Est indifférent à la qualification du chemin litigieux en chemin rural ou en chemin d'exploitation le fait qu'aient été rapportés dans la Presse de la Manche du 29 février 1992 les propos du gérant de la SCI de la Mordorée selon lesquels il ne revendiquait pas la propriété dudit chemin, la qualification de ce dernier en chemin rural dépendant de son usage.
Ainsi, sans qu'il soit utile à la solution du litige d'ordonner un transport sur les lieux comme demandé à titre subsidiaire par l'appelante, le chemin litigieux ne peut être considéré comme étant, de manière générale, continue et actuelle, utilisé comme voie de passage.

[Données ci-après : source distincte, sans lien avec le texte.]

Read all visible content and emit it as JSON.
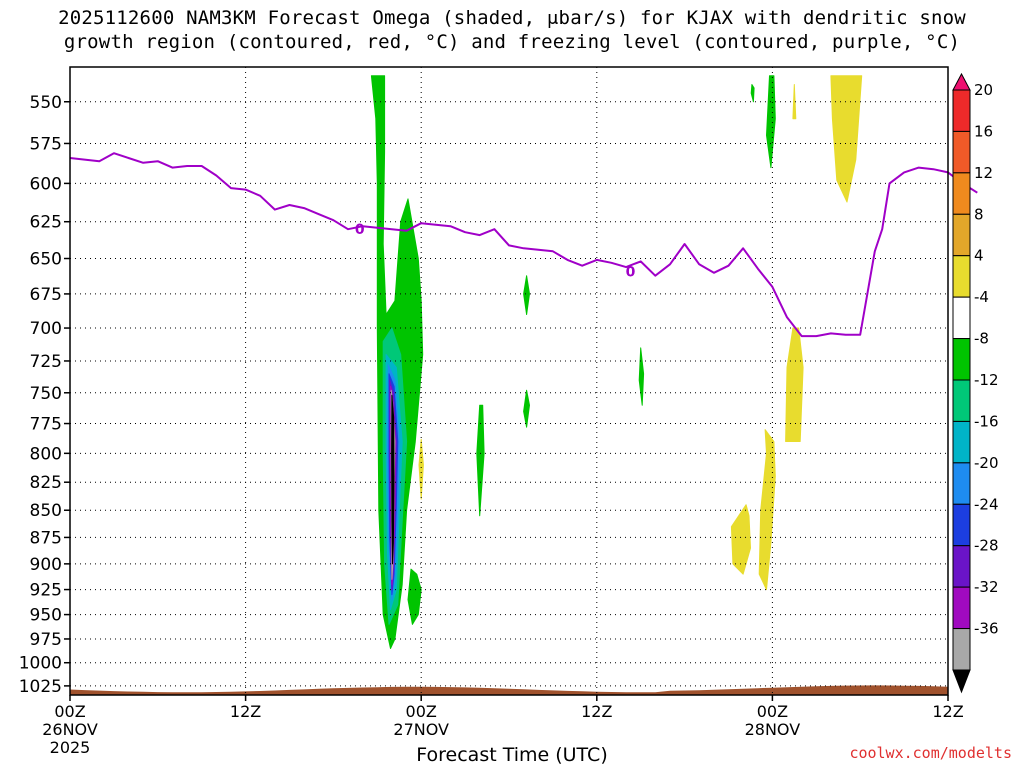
{
  "title_line1": "2025112600 NAM3KM Forecast Omega (shaded, μbar/s) for KJAX with dendritic snow",
  "title_line2": "growth region (contoured, red, °C) and freezing level (contoured, purple, °C)",
  "credit": "coolwx.com/modelts",
  "chart_data": {
    "type": "heatmap",
    "xlabel": "Forecast Time (UTC)",
    "ylabel": "",
    "x_range_hours": [
      0,
      60
    ],
    "y_range_hpa": [
      530,
      1035
    ],
    "y_scale": "log-pressure (inverted)",
    "grid": true,
    "y_ticks": [
      550,
      575,
      600,
      625,
      650,
      675,
      700,
      725,
      750,
      775,
      800,
      825,
      850,
      875,
      900,
      925,
      950,
      975,
      1000,
      1025
    ],
    "x_ticks": [
      {
        "hour": 0,
        "lines": [
          "00Z",
          "26NOV",
          "2025"
        ]
      },
      {
        "hour": 12,
        "lines": [
          "12Z"
        ]
      },
      {
        "hour": 24,
        "lines": [
          "00Z",
          "27NOV"
        ]
      },
      {
        "hour": 36,
        "lines": [
          "12Z"
        ]
      },
      {
        "hour": 48,
        "lines": [
          "00Z",
          "28NOV"
        ]
      },
      {
        "hour": 60,
        "lines": [
          "12Z"
        ]
      }
    ],
    "colorbar": {
      "labels": [
        "20",
        "16",
        "12",
        "8",
        "4",
        "-4",
        "-8",
        "-12",
        "-16",
        "-20",
        "-24",
        "-28",
        "-32",
        "-36"
      ],
      "colors": [
        "#ee1070",
        "#ee2a2a",
        "#f05a28",
        "#ef8a1e",
        "#e3a72a",
        "#e8dc2e",
        "#ffffff",
        "#00c400",
        "#00c878",
        "#00b4c8",
        "#1e8cf0",
        "#1c3ee0",
        "#6a14c8",
        "#a00ac0",
        "#a8a8a8",
        "#000000"
      ]
    },
    "freezing_level": {
      "label": "0",
      "color": "#a000c8",
      "points": [
        [
          0,
          584
        ],
        [
          1,
          585
        ],
        [
          2,
          586
        ],
        [
          3,
          581
        ],
        [
          4,
          584
        ],
        [
          5,
          587
        ],
        [
          6,
          586
        ],
        [
          7,
          590
        ],
        [
          8,
          589
        ],
        [
          9,
          589
        ],
        [
          10,
          595
        ],
        [
          11,
          603
        ],
        [
          12,
          604
        ],
        [
          13,
          608
        ],
        [
          14,
          617
        ],
        [
          15,
          614
        ],
        [
          16,
          616
        ],
        [
          17,
          620
        ],
        [
          18,
          624
        ],
        [
          19,
          630
        ],
        [
          20,
          628
        ],
        [
          21,
          629
        ],
        [
          22,
          630
        ],
        [
          23,
          631
        ],
        [
          24,
          626
        ],
        [
          25,
          627
        ],
        [
          26,
          628
        ],
        [
          27,
          632
        ],
        [
          28,
          634
        ],
        [
          29,
          630
        ],
        [
          30,
          641
        ],
        [
          31,
          643
        ],
        [
          32,
          644
        ],
        [
          33,
          645
        ],
        [
          34,
          651
        ],
        [
          35,
          655
        ],
        [
          36,
          651
        ],
        [
          37,
          653
        ],
        [
          38,
          656
        ],
        [
          39,
          652
        ],
        [
          40,
          662
        ],
        [
          41,
          654
        ],
        [
          42,
          640
        ],
        [
          43,
          654
        ],
        [
          44,
          660
        ],
        [
          45,
          655
        ],
        [
          46,
          643
        ],
        [
          47,
          657
        ],
        [
          48,
          670
        ],
        [
          49,
          692
        ],
        [
          50,
          706
        ],
        [
          51,
          706
        ],
        [
          52,
          704
        ],
        [
          53,
          705
        ],
        [
          54,
          705
        ],
        [
          55,
          645
        ],
        [
          55.5,
          630
        ],
        [
          56,
          600
        ],
        [
          57,
          593
        ],
        [
          58,
          590
        ],
        [
          59,
          591
        ],
        [
          60,
          593
        ],
        [
          61,
          600
        ],
        [
          62,
          606
        ]
      ]
    },
    "features": [
      {
        "kind": "omega",
        "value": -8,
        "color": "#00c400",
        "points": [
          [
            20.6,
            535
          ],
          [
            20.9,
            560
          ],
          [
            21.0,
            600
          ],
          [
            21.0,
            660
          ],
          [
            21.0,
            700
          ],
          [
            21.1,
            850
          ],
          [
            21.4,
            950
          ],
          [
            21.9,
            985
          ],
          [
            22.2,
            975
          ],
          [
            22.7,
            920
          ],
          [
            23.0,
            850
          ],
          [
            23.6,
            790
          ],
          [
            24.1,
            720
          ],
          [
            24.0,
            680
          ],
          [
            23.8,
            650
          ],
          [
            23.1,
            610
          ],
          [
            22.6,
            625
          ],
          [
            22.2,
            680
          ],
          [
            21.6,
            690
          ],
          [
            21.4,
            640
          ],
          [
            21.5,
            580
          ],
          [
            21.5,
            535
          ]
        ]
      },
      {
        "kind": "omega",
        "value": -12,
        "color": "#00c878",
        "points": [
          [
            21.4,
            710
          ],
          [
            21.4,
            800
          ],
          [
            21.5,
            900
          ],
          [
            21.8,
            960
          ],
          [
            22.4,
            940
          ],
          [
            22.7,
            860
          ],
          [
            23.0,
            790
          ],
          [
            22.6,
            720
          ],
          [
            22.0,
            700
          ]
        ]
      },
      {
        "kind": "omega",
        "value": -16,
        "color": "#00b4c8",
        "points": [
          [
            21.6,
            720
          ],
          [
            21.6,
            800
          ],
          [
            21.7,
            890
          ],
          [
            21.9,
            945
          ],
          [
            22.3,
            925
          ],
          [
            22.5,
            850
          ],
          [
            22.7,
            790
          ],
          [
            22.3,
            730
          ]
        ]
      },
      {
        "kind": "omega",
        "value": -20,
        "color": "#1e8cf0",
        "points": [
          [
            21.75,
            728
          ],
          [
            21.7,
            800
          ],
          [
            21.8,
            880
          ],
          [
            22.0,
            935
          ],
          [
            22.2,
            915
          ],
          [
            22.4,
            850
          ],
          [
            22.5,
            790
          ],
          [
            22.2,
            740
          ]
        ]
      },
      {
        "kind": "omega",
        "value": -24,
        "color": "#1c3ee0",
        "points": [
          [
            21.8,
            735
          ],
          [
            21.8,
            800
          ],
          [
            21.85,
            875
          ],
          [
            22.0,
            930
          ],
          [
            22.15,
            910
          ],
          [
            22.3,
            845
          ],
          [
            22.4,
            790
          ],
          [
            22.15,
            745
          ]
        ]
      },
      {
        "kind": "omega",
        "value": -28,
        "color": "#6a14c8",
        "points": [
          [
            21.85,
            740
          ],
          [
            21.85,
            800
          ],
          [
            21.9,
            870
          ],
          [
            22.0,
            925
          ],
          [
            22.1,
            905
          ],
          [
            22.25,
            840
          ],
          [
            22.3,
            790
          ],
          [
            22.1,
            750
          ]
        ]
      },
      {
        "kind": "omega",
        "value": -32,
        "color": "#a00ac0",
        "points": [
          [
            21.9,
            745
          ],
          [
            21.9,
            800
          ],
          [
            21.95,
            865
          ],
          [
            22.0,
            920
          ],
          [
            22.1,
            900
          ],
          [
            22.2,
            835
          ],
          [
            22.25,
            790
          ],
          [
            22.05,
            755
          ]
        ]
      },
      {
        "kind": "omega",
        "value": -36,
        "color": "#a8a8a8",
        "points": [
          [
            21.95,
            748
          ],
          [
            21.95,
            800
          ],
          [
            21.98,
            860
          ],
          [
            22.0,
            915
          ],
          [
            22.08,
            895
          ],
          [
            22.15,
            830
          ],
          [
            22.2,
            790
          ],
          [
            22.05,
            758
          ]
        ]
      },
      {
        "kind": "omega",
        "value": -40,
        "color": "#000000",
        "points": [
          [
            22.0,
            752
          ],
          [
            21.98,
            800
          ],
          [
            22.0,
            860
          ],
          [
            22.04,
            900
          ],
          [
            22.1,
            880
          ],
          [
            22.14,
            820
          ],
          [
            22.12,
            770
          ]
        ]
      },
      {
        "kind": "omega",
        "value": -8,
        "color": "#00c400",
        "points": [
          [
            23.3,
            905
          ],
          [
            23.1,
            935
          ],
          [
            23.4,
            960
          ],
          [
            23.8,
            950
          ],
          [
            24.0,
            925
          ],
          [
            23.7,
            910
          ]
        ]
      },
      {
        "kind": "omega",
        "value": 4,
        "color": "#e8dc2e",
        "points": [
          [
            24.0,
            788
          ],
          [
            23.85,
            810
          ],
          [
            24.0,
            840
          ],
          [
            24.15,
            810
          ]
        ]
      },
      {
        "kind": "omega",
        "value": -8,
        "color": "#00c400",
        "points": [
          [
            28.0,
            760
          ],
          [
            27.8,
            800
          ],
          [
            28.0,
            855
          ],
          [
            28.3,
            800
          ],
          [
            28.2,
            760
          ]
        ]
      },
      {
        "kind": "omega",
        "value": -8,
        "color": "#00c400",
        "points": [
          [
            31.2,
            662
          ],
          [
            31.0,
            675
          ],
          [
            31.2,
            690
          ],
          [
            31.4,
            675
          ]
        ]
      },
      {
        "kind": "omega",
        "value": -8,
        "color": "#00c400",
        "points": [
          [
            31.2,
            748
          ],
          [
            31.0,
            765
          ],
          [
            31.2,
            778
          ],
          [
            31.4,
            760
          ]
        ]
      },
      {
        "kind": "omega",
        "value": -8,
        "color": "#00c400",
        "points": [
          [
            39.0,
            715
          ],
          [
            38.9,
            740
          ],
          [
            39.1,
            760
          ],
          [
            39.2,
            735
          ]
        ]
      },
      {
        "kind": "omega",
        "value": -8,
        "color": "#00c400",
        "points": [
          [
            46.6,
            540
          ],
          [
            46.55,
            545
          ],
          [
            46.7,
            550
          ],
          [
            46.75,
            542
          ]
        ]
      },
      {
        "kind": "omega",
        "value": -8,
        "color": "#00c400",
        "points": [
          [
            47.8,
            535
          ],
          [
            47.6,
            570
          ],
          [
            47.9,
            590
          ],
          [
            48.2,
            560
          ],
          [
            48.1,
            535
          ]
        ]
      },
      {
        "kind": "omega",
        "value": 4,
        "color": "#e8dc2e",
        "points": [
          [
            49.5,
            540
          ],
          [
            49.4,
            560
          ],
          [
            49.6,
            560
          ]
        ]
      },
      {
        "kind": "omega",
        "value": 4,
        "color": "#e8dc2e",
        "points": [
          [
            52.0,
            535
          ],
          [
            52.1,
            560
          ],
          [
            52.4,
            598
          ],
          [
            53.1,
            612
          ],
          [
            53.7,
            585
          ],
          [
            54.1,
            535
          ]
        ]
      },
      {
        "kind": "omega",
        "value": 4,
        "color": "#e8dc2e",
        "points": [
          [
            49.4,
            700
          ],
          [
            49.0,
            730
          ],
          [
            48.9,
            790
          ],
          [
            49.9,
            790
          ],
          [
            50.1,
            730
          ],
          [
            49.8,
            700
          ]
        ]
      },
      {
        "kind": "omega",
        "value": 4,
        "color": "#e8dc2e",
        "points": [
          [
            47.5,
            780
          ],
          [
            47.6,
            800
          ],
          [
            47.2,
            850
          ],
          [
            47.1,
            910
          ],
          [
            47.6,
            925
          ],
          [
            47.9,
            880
          ],
          [
            48.2,
            820
          ],
          [
            48.1,
            790
          ]
        ]
      },
      {
        "kind": "omega",
        "value": 4,
        "color": "#e8dc2e",
        "points": [
          [
            46.2,
            845
          ],
          [
            45.2,
            865
          ],
          [
            45.3,
            900
          ],
          [
            46.0,
            910
          ],
          [
            46.5,
            885
          ],
          [
            46.4,
            855
          ]
        ]
      }
    ]
  }
}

À défaut de preuve de son affectation à l'usage du public, il ne saurait être qualifié de chemin rural tel que défini par les articles L. 161-1 à L. 161-3 du code rural et de la pêche maritime.

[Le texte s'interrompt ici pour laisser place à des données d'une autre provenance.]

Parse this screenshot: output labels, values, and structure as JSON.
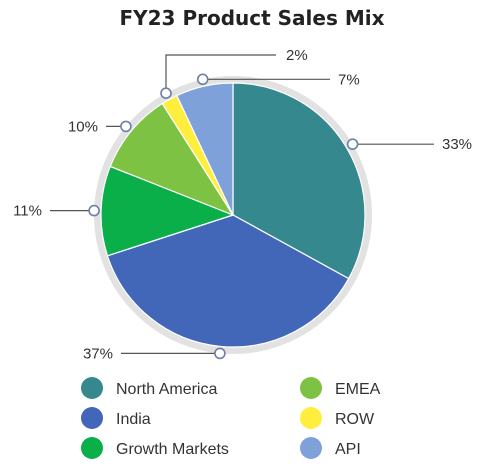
{
  "chart_data": {
    "type": "pie",
    "title": "FY23 Product Sales Mix",
    "slices": [
      {
        "label": "North America",
        "value": 33,
        "display": "33%",
        "color": "#36888F"
      },
      {
        "label": "India",
        "value": 37,
        "display": "37%",
        "color": "#4267B8"
      },
      {
        "label": "Growth Markets",
        "value": 11,
        "display": "11%",
        "color": "#0BAF4A"
      },
      {
        "label": "EMEA",
        "value": 10,
        "display": "10%",
        "color": "#7DC242"
      },
      {
        "label": "ROW",
        "value": 2,
        "display": "2%",
        "color": "#FFEE3D"
      },
      {
        "label": "API",
        "value": 7,
        "display": "7%",
        "color": "#7FA1D9"
      }
    ],
    "legend_placement": "bottom",
    "legend_order": [
      "North America",
      "EMEA",
      "India",
      "ROW",
      "Growth Markets",
      "API"
    ]
  }
}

Le jugement entrepris sera donc infirmé et, la cour statuant à nouveau, il sera dit que le chemin dit de [Localité 15] aux [Localité 20] tel qu'il figure sur les relevés cadastraux de 1959 et du 7 novembre 2012, mentionné comme reliant la route départementale n°66 de [Localité 3] à [Localité 23] à la route départementale n°422 de [Localité 24] à [Localité 22], ne constitue pas un chemin rural.
En conséquence, l'Association pour la protection et l'entretien des chemins ruraux non reconnus et la commune de [Localité 3] seront déboutées de toutes leurs prétentions à l'encontre de la SCI de la Mordorée.
3. Sur la demande indemnitaire de l'association
La solution donnée au litige conduit à confirmer le rejet de la demande indemnitaire formée par l'Association pour la protection et l'entretien des chemins ruraux non reconnus.
4. Sur les demandes accessoires
Les dispositions du jugement entrepris relatives aux frais irrépétibles et aux dépens de première instance seront infirmées.
La commune de [Localité 3] et l'Association pour la protection et l'entretien des chemins ruraux non reconnus, qui succombent, seront condamnés aux dépens de première instance et d'appel, déboutées de leur demande d'indemnité de procédure et condamnées à payer à la SCI de la Mordorée la somme de 2.000 euros sur le fondement de l'article 700 du code de procédure civile.
PAR CES MOTIFS
La cour, statuant publiquement, par arrêt contradictoire mis à disposition au greffe,
Confirme le jugement entrepris en ce qu'il a déclaré recevable l'action de l'Association pour la protection et l'entretien des chemins ruraux non reconnus et en ce qu'il a débouté celle-ci de sa demande indemnitaire ;
Infirme le jugement entrepris en ses autres dispositions soumises à la cour ;
Statuant à nouveau du chef des dispositions infirmées et y ajoutant,
Déboute l'Association pour la protection et l'entretien des chemins ruraux non reconnus - commune [Localité 24]- dite Collectif mars 2012 et la commune de [Localité 3] de leur demande tendant à voire juger que le chemin dit de [Localité 15] aux [Localité 20] tel qu'il figure sur les relevés cadastraux de 1959 et du 7 novembre 2012, mentionné comme reliant la route départementale n°66 de [Localité 3] à [Localité 23] à la route départementale n°422 de [Localité 24] à [Localité 22], constitue un chemin rural ;
Déboute l'Association pour la protection et l'entretien des chemins ruraux non reconnus - commune [Localité 24]- dite Collectif mars 2012 et la commune de [Localité 3] de toutes leurs prétentions à l'encontre de la SCI de la Mordorée ;
Condamne la commune de [Localité 3] et l'Association pour la protection et l'entretien des chemins ruraux non reconnus -commune [Localité 24]- dite Collectif mars 2012 aux dépens de première instance et d'appel, qui pourront être recouvrés directement par Me Laurence Martin, avocate, selon les modalités prévues à l'article 699 du code de procédure civile, et à payer à la SCI de la Mordorée la somme de 2.000 euros sur le fondement de l'article 700 du code de procédure civile.